She had been a bright young girl who had overcome a heart defect.
But her promising life was to be cut short by the scourge of drug addiction.
Denise Cameron had fought a long battle against heroin after turning to the drug at 31.
Eleven years later, despite failed attempts to beat the habit, the east Belfast woman would lose the fight and her life, aged just 42.
In August 2011 police officers forced their way into her boyfriend’s flat and discovered her body.
She was found in a kneeling position. Anthony Reid was lying on top of her.
The 38-year-old father-of-two — known as Tony to his family — was also dead.
Details of how the couple spent their final hours at the flat in Kilbroney House are unclear, but neither had been seen by neighbours for days.
An inquest into the deaths held in Belfast yesterday revealed a cocktail of drugs and alcohol were found in both bodies.
This included small amounts of methadone — a heroin substitute used to wean addicts off the drug — tramadol and diazepam.
Although Senior Coroner John Leckey said the position the fully clothed couple were found in was “most unusual”, he added there was no evidence to suggest the cause of death was suicide.
Mr Leckey said the weight of Mr Reid on top of her would have “seriously compromised her ability to breathe”.
But he added that it was a “tragic” accidental combination of drugs and alcohol that caused their deaths.
“Once heroin enters the picture a downward spiral seems to be inevitable,” Mr Leckey said.
Denise’s brother Denis, however, said despite the inquest the family feels they will “never really know” what happened.
“The words ‘I’m sorry, it’s my fault’ were written on the wall,” Mr Cameron said.
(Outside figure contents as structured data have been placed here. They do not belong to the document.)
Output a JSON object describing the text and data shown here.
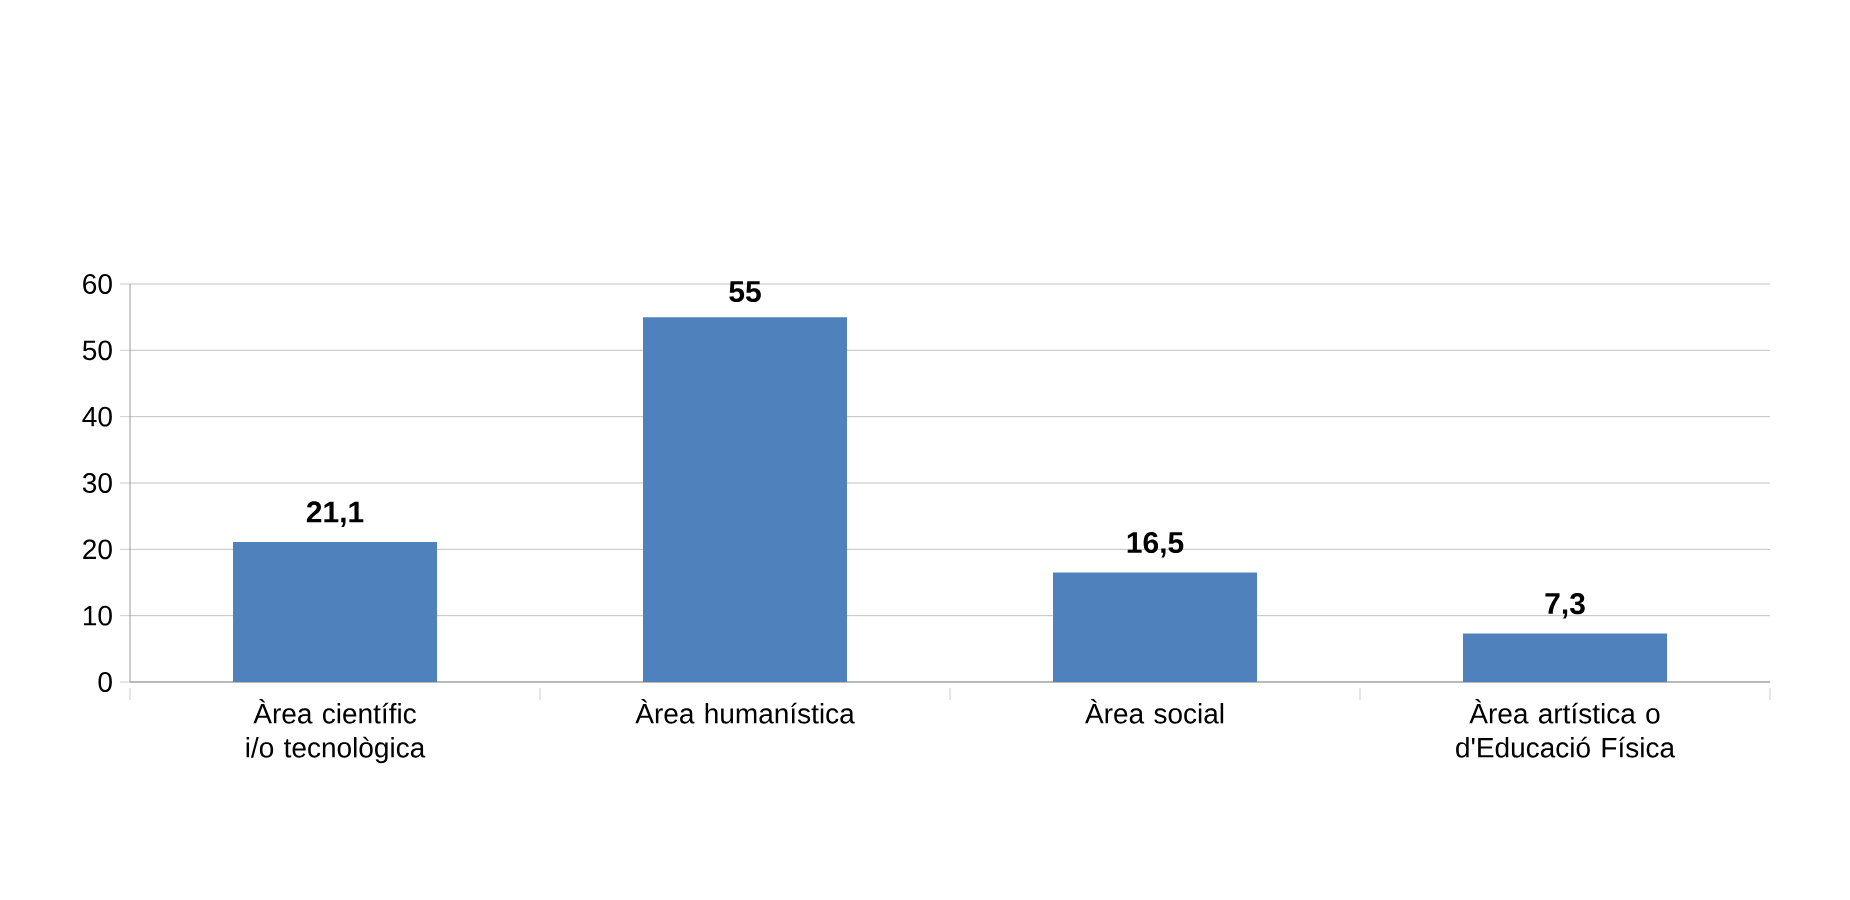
{
  "chart_data": {
    "type": "bar",
    "categories": [
      "Àrea científic i/o tecnològica",
      "Àrea humanística",
      "Àrea social",
      "Àrea artística o d'Educació Física"
    ],
    "values": [
      21.1,
      55,
      16.5,
      7.3
    ],
    "color": "#4f81bd",
    "value_labels": [
      "21,1",
      "55",
      "16,5",
      "7,3"
    ],
    "ylim": [
      0,
      60
    ],
    "yticks": [
      0,
      10,
      20,
      30,
      40,
      50,
      60
    ],
    "grid": "y"
  }
}
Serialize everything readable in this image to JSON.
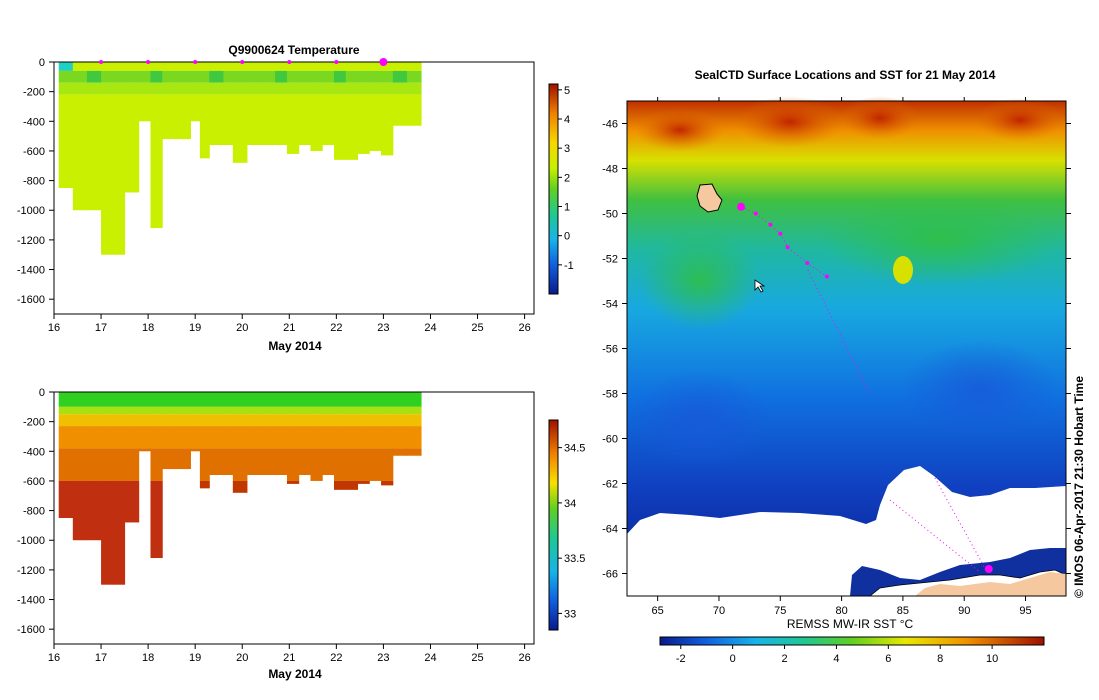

Denise, the eldest of three children, had been born with a hole in her heart and was treated for the condition until she was eight.
She had gone on to study at the Jordanstown campus at the University of Ulster.
Her mother Elizabeth described her as “very bright”.
“She loved English and English literature,” her brother added.
“She was a bit of a philosopher.”
She would go on to travel to Spain, where she lived for a number of years. He said her drug- taking had started with “softer” recreational drugs, then, when she began to struggle to cope with life, she started taking heroin.
“It began with lighter drugs, ecstasy, grass, blow,” he said.
“It’s progression. But I think there was a deep-seated insecurity.”
It was after a relationship had broken down that she turned to hard drugs, leading to an 11-year battle.
In the 1990s she was admitted to hospital and had a huge cyst removed, leaving her with other medical complications. And in 2005, after giving birth to a baby, it died 13 days later.
Denise faced further heartbreak after she discovered she had contracted the HIV virus from a long-term partner while living in Spain.
“He knew he was infected,” Mr Cameron said.
“She reported him to the police that he knew he had it, but he wasn’t making other people aware.”
Mr Cameron said the heroin his sister had tried to conquer “annihilates” people and their families.
“She thought she was strong enough. She was a pretty strong individual, but when it got the hold of her there was no chance.
“She stopped living, she basically became a hermit.
“When she didn’t have the money to have the heroin she would be drinking heavily.”
He said she had been trying to stop.
“She had been trying for the last five or six years to come off it.”
“We all feel guilty.
“You think you could have done more.
“But it is very difficult to be around someone who has been self-destructive.
“You can only do so much for somebody else, they have to do it themselves.”
Asked what message his family would want to send out after losing his sister and her boyfriend to drugs, Denis said: “There needs to be better help for people struggling with addiction in Northern Ireland.
“They are vulnerable.
“I’m not saying that they shouldn’t pay any attention to lighter recreational drugs, because they can also have a harmful effect, but the likes of heroin will totally annihilate you.”